Let’s say that our goods cost $725 to produce and retail for $1,000 with the present supply chain configuration. It costs an additional $25 to transport them to their final destination for a total of $750, with a gross profit margin of 25% or $250. As discussed above, the cost of production will decrease, let’s say to $500, but the cost of transportation increases, let’s say to $100. Net-net the new cost of production is $600. The new gross margin is $400, so the cost analysis presents favorably towards outsourcing, but make sure to consider all potential impacts before forming a recommendation.
Step 2: Operational Stability – What’s the operational impact of producing in China?
We may want to consider the risks of outsourcing to China. Recently tensions have increased between the U.S. and China with the potential for escalation. We will want to consider the possibility of additional tariffs and the impact of conflict in the region.
These aspects may be difficult to quantify, but they are important for the client to consider as they evaluate the total impact of this decision.
Step 3: Brand Erosion – What’s the brand impact of producing in China?
Finally, our client needs to consider how this change can impact their public image and thereby their sales. Competitors may even capitalize on our shift to highlight their competitive differentiation if they are still domestically produced.

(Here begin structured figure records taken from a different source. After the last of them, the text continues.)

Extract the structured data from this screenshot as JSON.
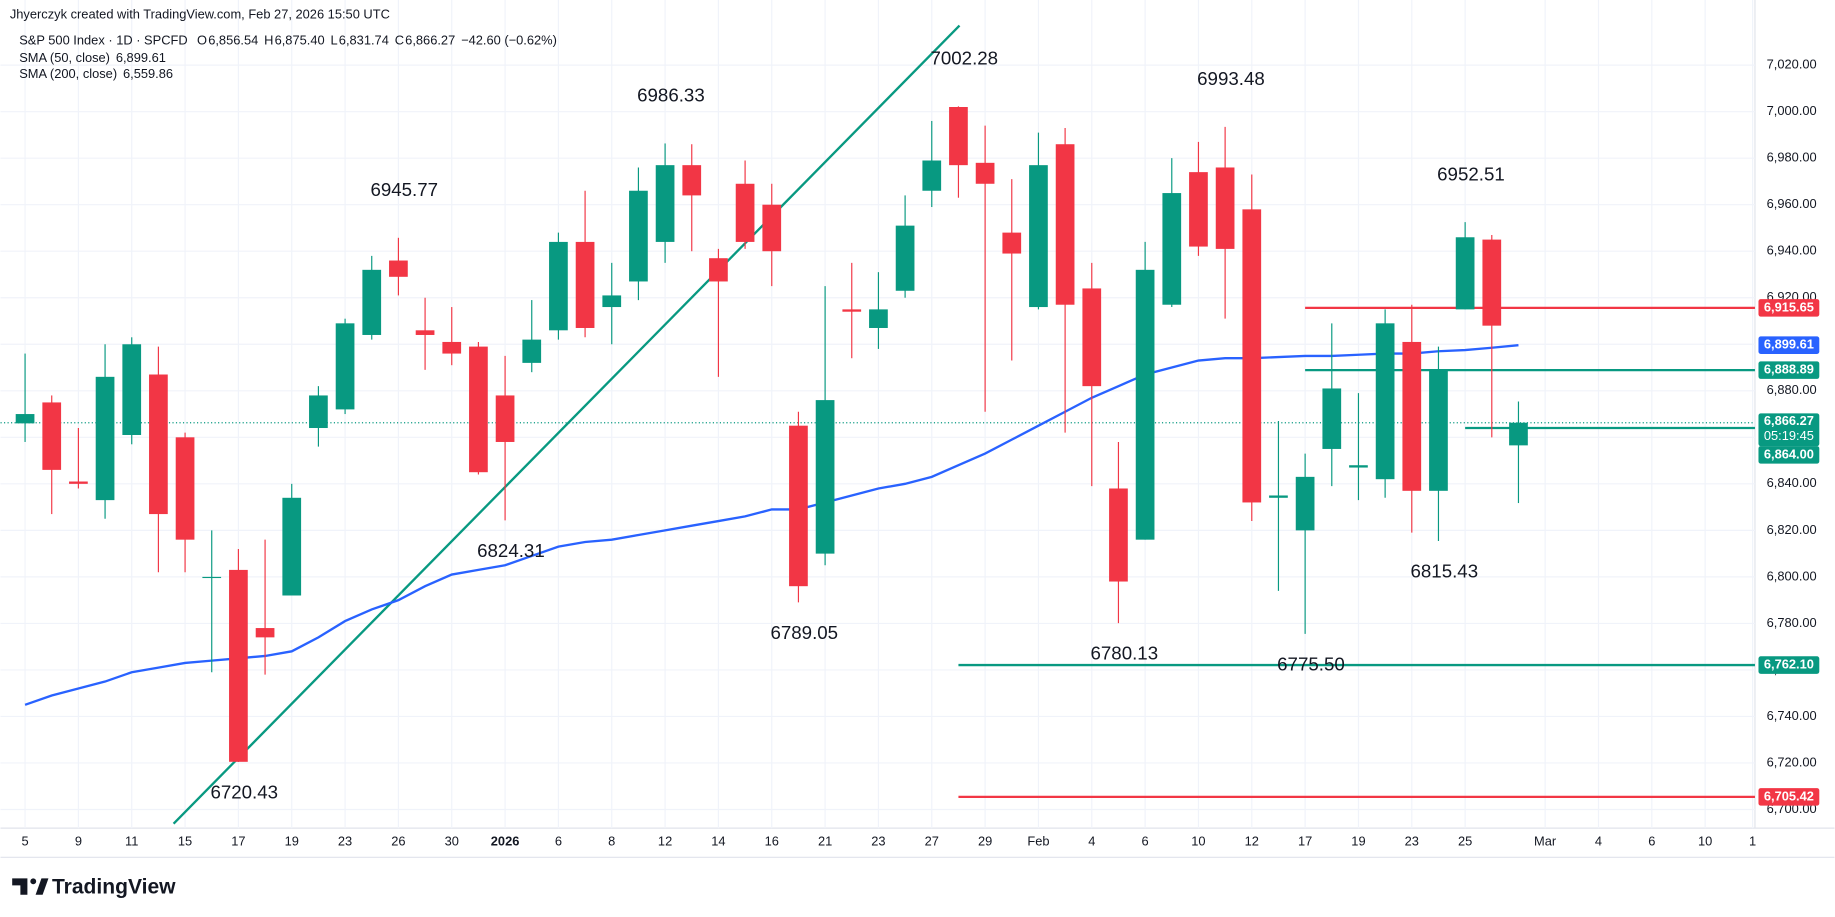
{
  "header": {
    "credit": "Jhyerczyk created with TradingView.com, Feb 27, 2026 15:50 UTC"
  },
  "footer": {
    "brand": "TradingView"
  },
  "chart_data": {
    "type": "candlestick",
    "title": "S&P 500 Index · 1D · SPCFD",
    "ohlc_legend": [
      {
        "key": "O",
        "value": 6856.54,
        "label": "6,856.54"
      },
      {
        "key": "H",
        "value": 6875.4,
        "label": "6,875.40"
      },
      {
        "key": "L",
        "value": 6831.74,
        "label": "6,831.74"
      },
      {
        "key": "C",
        "value": 6866.27,
        "label": "6,866.27"
      }
    ],
    "change_label": "−42.60 (−0.62%)",
    "countdown": "05:19:45",
    "up_color": "#089981",
    "down_color": "#f23645",
    "categories": [
      "5",
      null,
      "9",
      null,
      "11",
      null,
      "15",
      null,
      "17",
      null,
      "19",
      null,
      "23",
      null,
      "26",
      null,
      "30",
      null,
      "2026",
      null,
      "6",
      null,
      "8",
      null,
      "12",
      null,
      "14",
      null,
      "16",
      null,
      "21",
      null,
      "23",
      null,
      "27",
      null,
      "29",
      null,
      "Feb",
      null,
      "4",
      null,
      "6",
      null,
      "10",
      null,
      "12",
      null,
      "17",
      null,
      "19",
      null,
      "23",
      null,
      "25",
      null,
      null
    ],
    "future_xticks": [
      "Mar",
      "4",
      "6",
      "10",
      "1"
    ],
    "open": [
      6866,
      6875,
      6841,
      6833,
      6861,
      6887,
      6860,
      6800,
      6803,
      6778,
      6792,
      6864,
      6872,
      6904,
      6936,
      6906,
      6901,
      6899,
      6878,
      6892,
      6906,
      6944,
      6916,
      6927,
      6944,
      6977,
      6937,
      6969,
      6960,
      6865,
      6810,
      6915,
      6907,
      6923,
      6966,
      7002,
      6978,
      6948,
      6916,
      6986,
      6924,
      6838,
      6816,
      6917,
      6974,
      6976,
      6958,
      6834,
      6820,
      6855,
      6847,
      6842,
      6901,
      6837,
      6915,
      6945,
      6856.54
    ],
    "high": [
      6896,
      6878,
      6864,
      6900,
      6903,
      6899,
      6862,
      6820,
      6812,
      6816,
      6840,
      6882,
      6911,
      6938,
      6945.77,
      6920,
      6916,
      6901,
      6895,
      6919,
      6948,
      6966,
      6935,
      6976,
      6986.33,
      6986,
      6941,
      6979,
      6969,
      6871,
      6925,
      6935,
      6931,
      6964,
      6996,
      7002.28,
      6994,
      6971,
      6991,
      6993,
      6935,
      6858,
      6944,
      6980,
      6987,
      6993.48,
      6973,
      6867,
      6853,
      6909,
      6879,
      6915,
      6917,
      6899,
      6952.51,
      6947,
      6875.4
    ],
    "low": [
      6858,
      6827,
      6838,
      6825,
      6857,
      6802,
      6802,
      6759,
      6720.43,
      6758,
      6792,
      6856,
      6870,
      6902,
      6921,
      6889,
      6891,
      6844,
      6824.31,
      6888,
      6902,
      6903,
      6900,
      6919,
      6935,
      6940,
      6886,
      6941,
      6925,
      6789.05,
      6805,
      6894,
      6898,
      6920,
      6959,
      6963,
      6871,
      6893,
      6915,
      6862,
      6839,
      6780.13,
      6816,
      6916,
      6938,
      6911,
      6824,
      6794,
      6775.5,
      6839,
      6833,
      6834,
      6819,
      6815.43,
      6915,
      6860,
      6831.74
    ],
    "close": [
      6870,
      6846,
      6840,
      6886,
      6900,
      6827,
      6816,
      6800,
      6720.5,
      6774,
      6834,
      6878,
      6909,
      6932,
      6929,
      6904,
      6896,
      6845,
      6858,
      6902,
      6944,
      6907,
      6921,
      6966,
      6977,
      6964,
      6927,
      6944,
      6940,
      6796,
      6876,
      6914,
      6915,
      6951,
      6979,
      6977,
      6969,
      6939,
      6977,
      6917,
      6882,
      6798,
      6932,
      6965,
      6942,
      6941,
      6832,
      6835,
      6843,
      6881,
      6848,
      6909,
      6837,
      6889,
      6946,
      6908,
      6866.27
    ],
    "series": [
      {
        "name": "SMA (50, close)",
        "color": "#2962ff",
        "value_label": "6,899.61",
        "values": [
          6745,
          6749,
          6752,
          6755,
          6759,
          6761,
          6763,
          6764,
          6765,
          6766,
          6768,
          6774,
          6781,
          6786,
          6790,
          6796,
          6801,
          6803,
          6805,
          6809,
          6813,
          6815,
          6816,
          6818,
          6820,
          6822,
          6824,
          6826,
          6829,
          6829,
          6832,
          6835,
          6838,
          6840,
          6843,
          6848,
          6853,
          6859,
          6865,
          6871,
          6877,
          6882,
          6887,
          6890,
          6893,
          6894,
          6894,
          6894.5,
          6895,
          6895,
          6895.5,
          6896,
          6896,
          6897,
          6897.5,
          6898.5,
          6899.61
        ]
      },
      {
        "name": "SMA (200, close)",
        "color": "#2a2ed0",
        "value_label": "6,559.86"
      }
    ],
    "levels": [
      {
        "value": 6915.65,
        "label": "6,915.65",
        "color": "#f23645"
      },
      {
        "value": 6888.89,
        "label": "6,888.89",
        "color": "#089981"
      },
      {
        "value": 6864,
        "label": "6,864.00",
        "color": "#089981"
      },
      {
        "value": 6762.1,
        "label": "6,762.10",
        "color": "#089981"
      },
      {
        "value": 6705.42,
        "label": "6,705.42",
        "color": "#f23645"
      }
    ],
    "trendline": {
      "color": "#089981",
      "values": [
        6693.9,
        7037
      ]
    },
    "annotations": [
      {
        "label": "6945.77",
        "value": 6945.77,
        "kind": "high"
      },
      {
        "label": "6986.33",
        "value": 6986.33,
        "kind": "high"
      },
      {
        "label": "7002.28",
        "value": 7002.28,
        "kind": "high"
      },
      {
        "label": "6993.48",
        "value": 6993.48,
        "kind": "high"
      },
      {
        "label": "6952.51",
        "value": 6952.51,
        "kind": "high"
      },
      {
        "label": "6720.43",
        "value": 6720.43,
        "kind": "low"
      },
      {
        "label": "6824.31",
        "value": 6824.31,
        "kind": "low"
      },
      {
        "label": "6789.05",
        "value": 6789.05,
        "kind": "low"
      },
      {
        "label": "6780.13",
        "value": 6780.13,
        "kind": "low"
      },
      {
        "label": "6775.50",
        "value": 6775.5,
        "kind": "low"
      },
      {
        "label": "6815.43",
        "value": 6815.43,
        "kind": "low"
      }
    ],
    "ylim": [
      6692,
      7048
    ],
    "yticks": [
      {
        "value": 6700,
        "label": "6,700.00"
      },
      {
        "value": 6720,
        "label": "6,720.00"
      },
      {
        "value": 6740,
        "label": "6,740.00"
      },
      {
        "value": 6760,
        "label": "6,760.00"
      },
      {
        "value": 6780,
        "label": "6,780.00"
      },
      {
        "value": 6800,
        "label": "6,800.00"
      },
      {
        "value": 6820,
        "label": "6,820.00"
      },
      {
        "value": 6840,
        "label": "6,840.00"
      },
      {
        "value": 6860,
        "label": "6,860.00"
      },
      {
        "value": 6880,
        "label": "6,880.00"
      },
      {
        "value": 6900,
        "label": "6,900.00"
      },
      {
        "value": 6920,
        "label": "6,920.00"
      },
      {
        "value": 6940,
        "label": "6,940.00"
      },
      {
        "value": 6960,
        "label": "6,960.00"
      },
      {
        "value": 6980,
        "label": "6,980.00"
      },
      {
        "value": 7000,
        "label": "7,000.00"
      },
      {
        "value": 7020,
        "label": "7,020.00"
      }
    ],
    "grid": true
  }
}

In our case, let’s say our client was selling 100,000 units prior to outsourcing the goods. When they were making $250 per unit, they made $25M per year. Now, our client is making $400 per unit, but, let’s imagine our client expects to lose a significant portion of their sales, ~35%, because their value proposition centers heavily on being a domestic producer of high-quality furniture. Calculating their new gross profit, 65,000 * $400 we find that profit from out-sourcing totals $26M.
Step 4: Recommendation
Synthesizing these analysis we recommend that our client should not go through with outsourcing their production. While the proposition yields significant cost savings, after accounting for lost sales we find that profit will only increase by 4% for quite a bit of incremental risk and complexity. Next steps might involve finding alternatives to outsourcing, maybe considering a plant in Mexico or focusing on optimizing existing operations.
(You can also recommend that the client proceed with the outsourcing – the profit does increase by 4% after all. Most cases are less about yes vs. no and more concerned with the evidence and logic the candidate uses to support their choice).
Consultants find themselves tackling increasingly thorny supply chain questions, and look to evaluate their candidates on their ability to crack these cases. The preceding discussion is a good introduction to the complex work of supply chains, but a strong candidate will supplement it by getting a good mix of supply chain cases under their belt before entering the interview process.